Senior nursing student, Geraldine Martinez was excited about the possibility of interprofessional teaching and learning.  “When I got the invitation from Errol, I felt very privileged and very honored that our future physicians want to learn from their future nurses,” she said. She and four other senior nursing students spent the afternoon teaching first- and second-year M.D.  students how to draw blood on some very useful and life-like arm models. The models allow students to train on an anatomically-correct arm, and even draw blood-like fluid from the model’s veins. Students are able to go through the trial-and-error process of phlebotomy, without actually poking and prodding a real person’s arm.

The Internal Medicine Interest Group’s advisers, Drs. Abdo Asmar and Sergio Salazar, helped supervise the  interdisciplinary workshop. Both physicians practice at UCF Pegasus Health, the College of Medicine physician practice. “This is something they can expect to be doing when they graduate: working with other professionals to provide the best patient care,” Dr. Asmar said. “Although the nurses and assistants draw blood most of the time, the doctors can be called on when nobody else can do it. I think it’s important for physicians to know the technique and be good at it.”

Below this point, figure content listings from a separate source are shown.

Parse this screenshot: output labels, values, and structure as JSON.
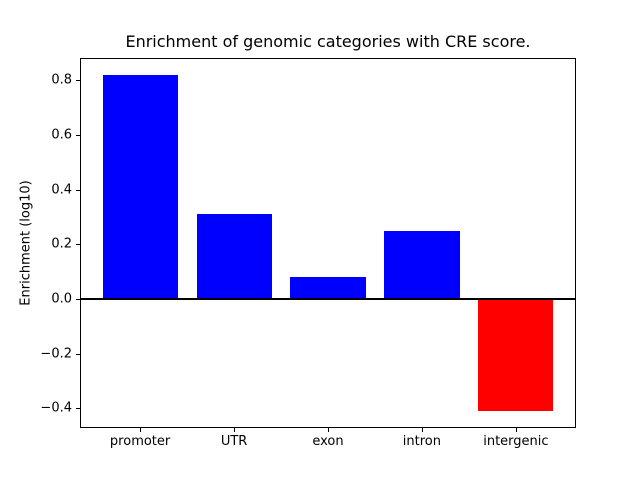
{
  "window": {
    "background": "#ffffff"
  },
  "chart_data": {
    "type": "bar",
    "title": "Enrichment of genomic categories with CRE score.",
    "xlabel": "",
    "ylabel": "Enrichment (log10)",
    "categories": [
      "promoter",
      "UTR",
      "exon",
      "intron",
      "intergenic"
    ],
    "values": [
      0.82,
      0.31,
      0.08,
      0.25,
      -0.41
    ],
    "bar_colors": [
      "#0000ff",
      "#0000ff",
      "#0000ff",
      "#0000ff",
      "#ff0000"
    ],
    "positive_color": "#0000ff",
    "negative_color": "#ff0000",
    "ylim": [
      -0.4715,
      0.8815
    ],
    "xlim": [
      -0.64,
      4.64
    ],
    "bar_width": 0.8,
    "yticks": [
      0.8,
      0.6,
      0.4,
      0.2,
      0.0,
      -0.2,
      -0.4
    ],
    "ytick_labels": [
      "0.8",
      "0.6",
      "0.4",
      "0.2",
      "0.0",
      "−0.2",
      "−0.4"
    ],
    "zero_line": true,
    "grid": false,
    "legend": false,
    "axis_color": "#000000",
    "text_color": "#000000"
  }
}
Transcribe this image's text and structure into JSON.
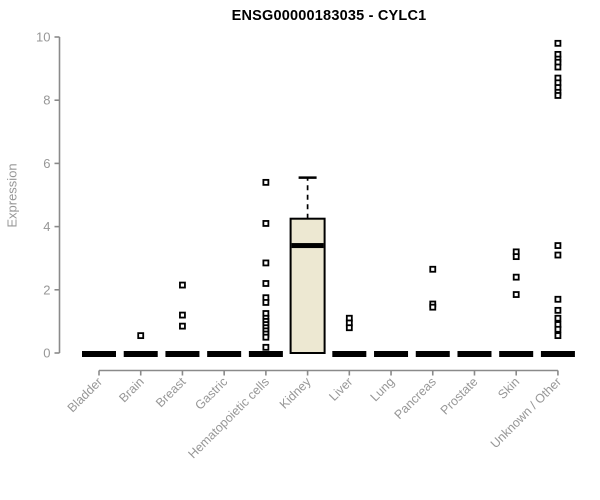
{
  "page": {
    "background": "#ffffff"
  },
  "chart_data": {
    "type": "boxplot",
    "title": "ENSG00000183035 - CYLC1",
    "ylabel": "Expression",
    "xlabel": "",
    "ylim": [
      0,
      10
    ],
    "yticks": [
      0,
      2,
      4,
      6,
      8,
      10
    ],
    "grid": false,
    "legend": "none",
    "categories": [
      "Bladder",
      "Brain",
      "Breast",
      "Gastric",
      "Hematopoietic cells",
      "Kidney",
      "Liver",
      "Lung",
      "Pancreas",
      "Prostate",
      "Skin",
      "Unknown / Other"
    ],
    "boxes": [
      {
        "category": "Bladder",
        "q1": 0,
        "median": 0,
        "q3": 0,
        "whisker_low": 0,
        "whisker_high": 0,
        "outliers": []
      },
      {
        "category": "Brain",
        "q1": 0,
        "median": 0,
        "q3": 0,
        "whisker_low": 0,
        "whisker_high": 0,
        "outliers": [
          0.55
        ]
      },
      {
        "category": "Breast",
        "q1": 0,
        "median": 0,
        "q3": 0,
        "whisker_low": 0,
        "whisker_high": 0,
        "outliers": [
          2.15,
          1.2,
          0.85
        ]
      },
      {
        "category": "Gastric",
        "q1": 0,
        "median": 0,
        "q3": 0,
        "whisker_low": 0,
        "whisker_high": 0,
        "outliers": []
      },
      {
        "category": "Hematopoietic cells",
        "q1": 0,
        "median": 0,
        "q3": 0,
        "whisker_low": 0,
        "whisker_high": 0,
        "outliers": [
          5.4,
          4.1,
          2.85,
          2.2,
          1.75,
          1.6,
          1.25,
          1.1,
          1.0,
          0.9,
          0.8,
          0.7,
          0.6,
          0.5,
          0.18
        ]
      },
      {
        "category": "Kidney",
        "q1": 0,
        "median": 3.4,
        "q3": 4.25,
        "whisker_low": 0,
        "whisker_high": 5.55,
        "outliers": []
      },
      {
        "category": "Liver",
        "q1": 0,
        "median": 0,
        "q3": 0,
        "whisker_low": 0,
        "whisker_high": 0,
        "outliers": [
          1.1,
          0.95,
          0.8
        ]
      },
      {
        "category": "Lung",
        "q1": 0,
        "median": 0,
        "q3": 0,
        "whisker_low": 0,
        "whisker_high": 0,
        "outliers": []
      },
      {
        "category": "Pancreas",
        "q1": 0,
        "median": 0,
        "q3": 0,
        "whisker_low": 0,
        "whisker_high": 0,
        "outliers": [
          2.65,
          1.55,
          1.45
        ]
      },
      {
        "category": "Prostate",
        "q1": 0,
        "median": 0,
        "q3": 0,
        "whisker_low": 0,
        "whisker_high": 0,
        "outliers": []
      },
      {
        "category": "Skin",
        "q1": 0,
        "median": 0,
        "q3": 0,
        "whisker_low": 0,
        "whisker_high": 0,
        "outliers": [
          3.2,
          3.05,
          2.4,
          1.85
        ]
      },
      {
        "category": "Unknown / Other",
        "q1": 0,
        "median": 0,
        "q3": 0,
        "whisker_low": 0,
        "whisker_high": 0,
        "outliers": [
          9.8,
          9.45,
          9.3,
          9.2,
          9.05,
          8.7,
          8.55,
          8.4,
          8.25,
          8.15,
          3.4,
          3.1,
          1.7,
          1.35,
          1.1,
          0.9,
          0.75,
          0.55
        ]
      }
    ],
    "colors": {
      "box_fill": "#EDE8D2",
      "box_stroke": "#000000",
      "median": "#000000",
      "outlier_stroke": "#000000",
      "axis": "#8a8a8a",
      "tick_label": "#979797",
      "title": "#000000",
      "background": "#ffffff"
    }
  }
}
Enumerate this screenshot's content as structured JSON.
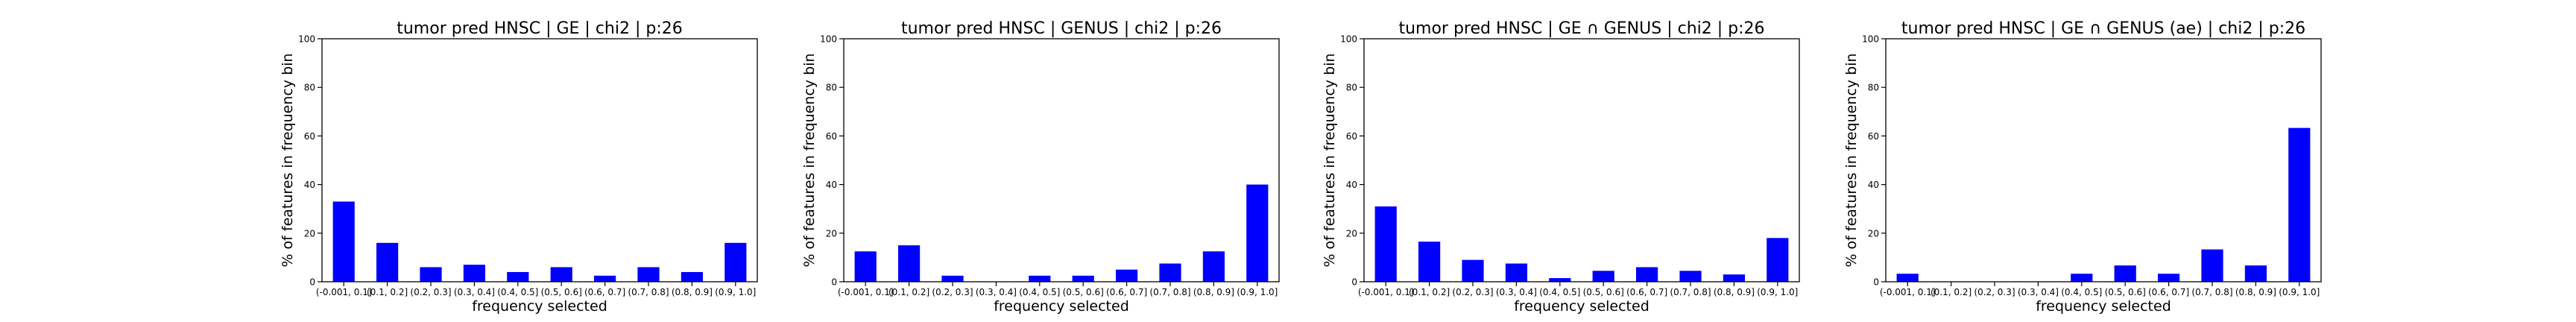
{
  "colors": {
    "bar": "#0000ff",
    "background": "#ffffff",
    "axes": "#000000"
  },
  "chart_data": [
    {
      "type": "bar",
      "title": "tumor pred HNSC | GE | chi2 | p:26",
      "xlabel": "frequency selected",
      "ylabel": "% of features in frequency bin",
      "ylim": [
        0,
        100
      ],
      "yticks": [
        0,
        20,
        40,
        60,
        80,
        100
      ],
      "grid": false,
      "categories": [
        "(-0.001, 0.1]",
        "(0.1, 0.2]",
        "(0.2, 0.3]",
        "(0.3, 0.4]",
        "(0.4, 0.5]",
        "(0.5, 0.6]",
        "(0.6, 0.7]",
        "(0.7, 0.8]",
        "(0.8, 0.9]",
        "(0.9, 1.0]"
      ],
      "values": [
        33,
        16,
        6,
        7,
        4,
        6,
        2.5,
        6,
        4,
        16
      ]
    },
    {
      "type": "bar",
      "title": "tumor pred HNSC | GENUS | chi2 | p:26",
      "xlabel": "frequency selected",
      "ylabel": "% of features in frequency bin",
      "ylim": [
        0,
        100
      ],
      "yticks": [
        0,
        20,
        40,
        60,
        80,
        100
      ],
      "grid": false,
      "categories": [
        "(-0.001, 0.1]",
        "(0.1, 0.2]",
        "(0.2, 0.3]",
        "(0.3, 0.4]",
        "(0.4, 0.5]",
        "(0.5, 0.6]",
        "(0.6, 0.7]",
        "(0.7, 0.8]",
        "(0.8, 0.9]",
        "(0.9, 1.0]"
      ],
      "values": [
        12.5,
        15,
        2.5,
        0,
        2.5,
        2.5,
        5,
        7.5,
        12.5,
        40
      ]
    },
    {
      "type": "bar",
      "title": "tumor pred HNSC | GE ∩ GENUS | chi2 | p:26",
      "xlabel": "frequency selected",
      "ylabel": "% of features in frequency bin",
      "ylim": [
        0,
        100
      ],
      "yticks": [
        0,
        20,
        40,
        60,
        80,
        100
      ],
      "grid": false,
      "categories": [
        "(-0.001, 0.1]",
        "(0.1, 0.2]",
        "(0.2, 0.3]",
        "(0.3, 0.4]",
        "(0.4, 0.5]",
        "(0.5, 0.6]",
        "(0.6, 0.7]",
        "(0.7, 0.8]",
        "(0.8, 0.9]",
        "(0.9, 1.0]"
      ],
      "values": [
        31,
        16.5,
        9,
        7.5,
        1.5,
        4.5,
        6,
        4.5,
        3,
        18
      ]
    },
    {
      "type": "bar",
      "title": "tumor pred HNSC | GE ∩ GENUS (ae) | chi2 | p:26",
      "xlabel": "frequency selected",
      "ylabel": "% of features in frequency bin",
      "ylim": [
        0,
        100
      ],
      "yticks": [
        0,
        20,
        40,
        60,
        80,
        100
      ],
      "grid": false,
      "categories": [
        "(-0.001, 0.1]",
        "(0.1, 0.2]",
        "(0.2, 0.3]",
        "(0.3, 0.4]",
        "(0.4, 0.5]",
        "(0.5, 0.6]",
        "(0.6, 0.7]",
        "(0.7, 0.8]",
        "(0.8, 0.9]",
        "(0.9, 1.0]"
      ],
      "values": [
        3.3,
        0,
        0,
        0,
        3.3,
        6.7,
        3.3,
        13.3,
        6.7,
        63.3
      ]
    }
  ]
}
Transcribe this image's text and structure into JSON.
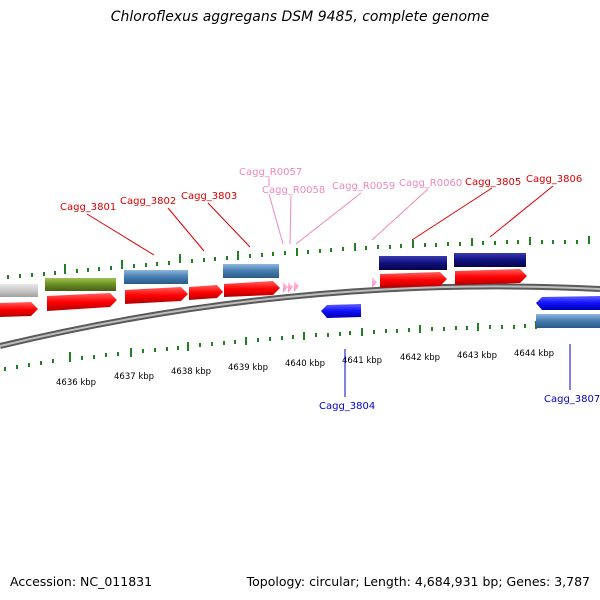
{
  "title": "Chloroflexus aggregans DSM 9485, complete genome",
  "footer": {
    "accession": "Accession: NC_011831",
    "topology": "Topology: circular; Length: 4,684,931 bp; Genes: 3,787"
  },
  "colors": {
    "cds_red": "#ff0000",
    "rna_pink": "#ff99cc",
    "gene_steelblue": "#4a80b4",
    "gene_navy": "#101080",
    "gene_blue": "#1010ff",
    "gene_olive": "#6b8e23",
    "gene_gray": "#c8c8c8",
    "tick_green": "#208020",
    "backbone_gray": "#808080"
  },
  "scale": {
    "labels": [
      "4636 kbp",
      "4637 kbp",
      "4638 kbp",
      "4639 kbp",
      "4640 kbp",
      "4641 kbp",
      "4642 kbp",
      "4643 kbp",
      "4644 kbp"
    ]
  },
  "labels": {
    "top": [
      {
        "name": "Cagg_3801",
        "color": "#dd0000"
      },
      {
        "name": "Cagg_3802",
        "color": "#dd0000"
      },
      {
        "name": "Cagg_3803",
        "color": "#dd0000"
      },
      {
        "name": "Cagg_R0057",
        "color": "#ee88bb"
      },
      {
        "name": "Cagg_R0058",
        "color": "#ee88bb"
      },
      {
        "name": "Cagg_R0059",
        "color": "#ee88bb"
      },
      {
        "name": "Cagg_R0060",
        "color": "#ee88bb"
      },
      {
        "name": "Cagg_3805",
        "color": "#dd0000"
      },
      {
        "name": "Cagg_3806",
        "color": "#dd0000"
      }
    ],
    "bottom": [
      {
        "name": "Cagg_3804",
        "color": "#0000cc"
      },
      {
        "name": "Cagg_3807",
        "color": "#0000cc"
      }
    ]
  }
}
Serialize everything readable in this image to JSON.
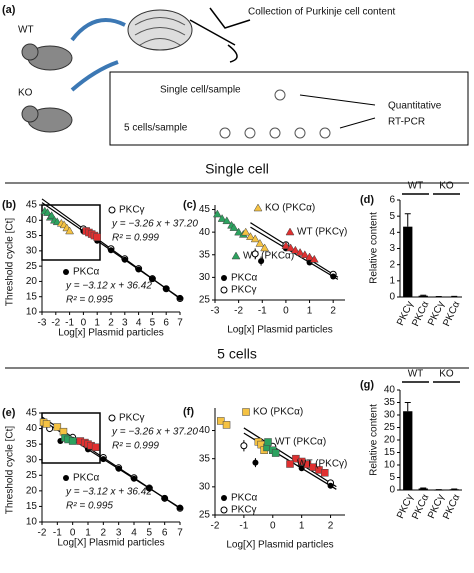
{
  "panel_a": {
    "label": "(a)",
    "wt": "WT",
    "ko": "KO",
    "collection": "Collection of Purkinje cell content",
    "single": "Single cell/sample",
    "five": "5 cells/sample",
    "qpcr": [
      "Quantitative",
      "RT-PCR"
    ]
  },
  "sections": [
    "Single cell",
    "5 cells"
  ],
  "chart_data": [
    {
      "type": "scatter",
      "label": "(b)",
      "xlabel": "Log[x] Plasmid particles",
      "ylabel": "Threshold cycle [Ct]",
      "xlim": [
        -3,
        7
      ],
      "xticks": [
        -3,
        -2,
        -1,
        0,
        1,
        2,
        3,
        4,
        5,
        6,
        7
      ],
      "ylim": [
        10,
        45
      ],
      "yticks": [
        10,
        15,
        20,
        25,
        30,
        35,
        40,
        45
      ],
      "annotations": [
        "y = −3.26 x + 37.20",
        "R² = 0.999",
        "y = −3.12 x + 36.42",
        "R² = 0.995"
      ],
      "series": [
        {
          "marker": "line",
          "color": "#000000",
          "x": [
            -3,
            7
          ],
          "values": [
            46.98,
            14.38
          ]
        },
        {
          "marker": "line",
          "color": "#000000",
          "x": [
            -3,
            7
          ],
          "values": [
            45.78,
            14.58
          ]
        },
        {
          "name": "PKCγ",
          "marker": "circle-open",
          "color": "#000000",
          "x": [
            0,
            1,
            2,
            3,
            4,
            5,
            6,
            7
          ],
          "values": [
            37.2,
            34,
            30.7,
            27.4,
            24.2,
            20.9,
            17.6,
            14.4
          ]
        },
        {
          "name": "PKCα",
          "marker": "circle-filled",
          "color": "#000000",
          "x": [
            0,
            1,
            2,
            3,
            4,
            5,
            6,
            7
          ],
          "values": [
            36.4,
            33.3,
            30.2,
            27.1,
            23.9,
            20.8,
            17.7,
            14.6
          ]
        },
        {
          "marker": "triangle",
          "color": "#2ca25f",
          "x": [
            -2.8,
            -2.6,
            -2.4,
            -2.3,
            -2.1,
            -1.9
          ],
          "values": [
            43,
            42.5,
            41,
            41.5,
            40,
            39.5
          ]
        },
        {
          "marker": "triangle",
          "color": "#f5c242",
          "x": [
            -1.6,
            -1.4,
            -1.2,
            -1.0
          ],
          "values": [
            39,
            38.5,
            37.5,
            36.5
          ]
        },
        {
          "marker": "square",
          "color": "#e03030",
          "x": [
            0.2,
            0.4,
            0.6,
            0.8,
            1.0
          ],
          "values": [
            36.5,
            36,
            35.5,
            35,
            34.5
          ]
        }
      ]
    },
    {
      "type": "scatter",
      "label": "(c)",
      "xlabel": "Log[x] Plasmid particles",
      "xlim": [
        -3,
        2.5
      ],
      "xticks": [
        -3,
        -2,
        -1,
        0,
        1,
        2
      ],
      "ylim": [
        25,
        46
      ],
      "yticks": [
        25,
        30,
        35,
        40,
        45
      ],
      "series": [
        {
          "marker": "line",
          "color": "#000000",
          "x": [
            -1.5,
            2.2
          ],
          "values": [
            42.09,
            30.03
          ]
        },
        {
          "marker": "line",
          "color": "#000000",
          "x": [
            -1.5,
            2.2
          ],
          "values": [
            41.1,
            29.56
          ]
        },
        {
          "name": "PKCγ",
          "marker": "circle-open",
          "color": "#000000",
          "x": [
            0,
            1,
            2
          ],
          "values": [
            37.2,
            34,
            30.7
          ]
        },
        {
          "name": "PKCα",
          "marker": "circle-filled",
          "color": "#000000",
          "x": [
            0,
            1,
            2
          ],
          "values": [
            36.4,
            33.3,
            30.2
          ]
        },
        {
          "name": "WT (PKCα)",
          "marker": "triangle",
          "color": "#2ca25f",
          "x": [
            -2.9,
            -2.7,
            -2.5,
            -2.3,
            -2.2,
            -2.0,
            -1.8
          ],
          "values": [
            44,
            43,
            42.5,
            41.5,
            41,
            40,
            39.5
          ]
        },
        {
          "name": "KO (PKCα)",
          "marker": "triangle",
          "color": "#f5c242",
          "x": [
            -1.7,
            -1.5,
            -1.3,
            -1.1,
            -0.9
          ],
          "values": [
            40,
            39,
            38.5,
            37.5,
            36.5
          ]
        },
        {
          "name": "WT (PKCγ)",
          "marker": "triangle",
          "color": "#e03030",
          "x": [
            0,
            0.2,
            0.4,
            0.6,
            0.8,
            1.0,
            1.2
          ],
          "values": [
            37,
            36.5,
            36,
            35.5,
            35,
            34.5,
            34
          ]
        },
        {
          "marker": "circle-filled",
          "color": "#000000",
          "x": [
            -1.05
          ],
          "values": [
            33.6
          ],
          "errors": [
            1.0
          ]
        },
        {
          "marker": "circle-open",
          "color": "#000000",
          "x": [
            -1.3
          ],
          "values": [
            35.2
          ],
          "errors": [
            1.2
          ]
        }
      ]
    },
    {
      "type": "bar",
      "label": "(d)",
      "ylabel": "Relative content",
      "categories": [
        "PKCγ",
        "PKCα",
        "PKCγ",
        "PKCα"
      ],
      "values": [
        4.35,
        0.08,
        0.02,
        0.03
      ],
      "errors": [
        0.8,
        0.03,
        0.01,
        0.01
      ],
      "color": "#000000",
      "ylim": [
        0,
        6
      ],
      "yticks": [
        0,
        1,
        2,
        3,
        4,
        5,
        6
      ],
      "groups": [
        "WT",
        "KO"
      ]
    },
    {
      "type": "scatter",
      "label": "(e)",
      "xlabel": "Log[X] Plasmid particles",
      "ylabel": "Threshold cycle [Ct]",
      "xlim": [
        -2,
        7
      ],
      "xticks": [
        -2,
        -1,
        0,
        1,
        2,
        3,
        4,
        5,
        6,
        7
      ],
      "ylim": [
        10,
        45
      ],
      "yticks": [
        10,
        15,
        20,
        25,
        30,
        35,
        40,
        45
      ],
      "annotations": [
        "y = −3.26 x + 37.20",
        "R² = 0.999",
        "y = −3.12 x + 36.42",
        "R² = 0.995"
      ],
      "series": [
        {
          "marker": "line",
          "color": "#000000",
          "x": [
            -2,
            7
          ],
          "values": [
            43.72,
            14.38
          ]
        },
        {
          "marker": "line",
          "color": "#000000",
          "x": [
            -2,
            7
          ],
          "values": [
            42.66,
            14.58
          ]
        },
        {
          "name": "PKCγ",
          "marker": "circle-open",
          "color": "#000000",
          "x": [
            -1.5,
            0,
            1,
            2,
            3,
            4,
            5,
            6,
            7
          ],
          "values": [
            40,
            37.2,
            34,
            30.7,
            27.4,
            24.2,
            20.9,
            17.6,
            14.4
          ]
        },
        {
          "name": "PKCα",
          "marker": "circle-filled",
          "color": "#000000",
          "x": [
            -0.8,
            0,
            1,
            2,
            3,
            4,
            5,
            6,
            7
          ],
          "values": [
            36,
            36.4,
            33.3,
            30.2,
            27.1,
            23.9,
            20.8,
            17.7,
            14.6
          ]
        },
        {
          "marker": "square",
          "color": "#f5c242",
          "x": [
            -1.9,
            -1.7,
            -1.0,
            -0.6
          ],
          "values": [
            42,
            41.5,
            40.5,
            39
          ]
        },
        {
          "marker": "square",
          "color": "#2ca25f",
          "x": [
            -0.5,
            -0.3,
            0
          ],
          "values": [
            37,
            36.5,
            36
          ]
        },
        {
          "marker": "square",
          "color": "#e03030",
          "x": [
            0.5,
            0.8,
            1.0,
            1.2,
            1.5
          ],
          "values": [
            36,
            35.5,
            35,
            34.5,
            34
          ]
        }
      ]
    },
    {
      "type": "scatter",
      "label": "(f)",
      "xlabel": "Log[X] Plasmid particles",
      "xlim": [
        -2,
        2.5
      ],
      "xticks": [
        -2,
        -1,
        0,
        1,
        2
      ],
      "ylim": [
        25,
        44
      ],
      "yticks": [
        25,
        30,
        35,
        40
      ],
      "series": [
        {
          "marker": "line",
          "color": "#000000",
          "x": [
            -1.0,
            2.2
          ],
          "values": [
            40.46,
            30.03
          ]
        },
        {
          "marker": "line",
          "color": "#000000",
          "x": [
            -1.0,
            2.2
          ],
          "values": [
            39.54,
            29.56
          ]
        },
        {
          "name": "PKCγ",
          "marker": "circle-open",
          "color": "#000000",
          "x": [
            0,
            1,
            2
          ],
          "values": [
            37.2,
            34,
            30.7
          ]
        },
        {
          "name": "PKCα",
          "marker": "circle-filled",
          "color": "#000000",
          "x": [
            0,
            1,
            2
          ],
          "values": [
            36.4,
            33.3,
            30.2
          ]
        },
        {
          "name": "KO (PKCα)",
          "marker": "square",
          "color": "#f5c242",
          "x": [
            -1.8,
            -1.6,
            -0.5,
            -0.4,
            -0.3
          ],
          "values": [
            41.7,
            41,
            38,
            37.5,
            36.5
          ]
        },
        {
          "name": "WT (PKCα)",
          "marker": "square",
          "color": "#2ca25f",
          "x": [
            -0.2,
            0,
            0.1
          ],
          "values": [
            37,
            36.5,
            36
          ]
        },
        {
          "name": "WT (PKCγ)",
          "marker": "square",
          "color": "#e03030",
          "x": [
            0.8,
            1.0,
            1.2,
            1.4,
            1.6,
            1.8
          ],
          "values": [
            35,
            34.5,
            34,
            33.5,
            33,
            32.5
          ]
        },
        {
          "marker": "circle-open",
          "color": "#000000",
          "x": [
            -1.0
          ],
          "values": [
            37.3
          ],
          "errors": [
            1.0
          ]
        },
        {
          "marker": "circle-filled",
          "color": "#000000",
          "x": [
            -0.6
          ],
          "values": [
            34.3
          ],
          "errors": [
            0.8
          ]
        }
      ]
    },
    {
      "type": "bar",
      "label": "(g)",
      "ylabel": "Relative content",
      "categories": [
        "PKCγ",
        "PKCα",
        "PKCγ",
        "PKCα"
      ],
      "values": [
        31.5,
        0.6,
        0.1,
        0.3
      ],
      "errors": [
        3.5,
        0.2,
        0.05,
        0.1
      ],
      "color": "#000000",
      "ylim": [
        0,
        40
      ],
      "yticks": [
        0,
        5,
        10,
        15,
        20,
        25,
        30,
        35,
        40
      ],
      "groups": [
        "WT",
        "KO"
      ]
    }
  ]
}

The World Health Organization advocates interprofessional education as a way to improve healthcare for all. The organization defines interprofessional education as an event where two or more professions learn about, from and with each other to enable effective collaboration and  improve health outcomes.

The M.D. students will soon find themselves in clerkships where they will work side-by-side with nurses to assist patients. Geraldine said  the opportunity to work together as healthcare students provides benefits to both sides. “The relationship can start now,” she added. “It doesn’t have to be at bedside once we have graduated. Why not start it from the beginning and grow together?”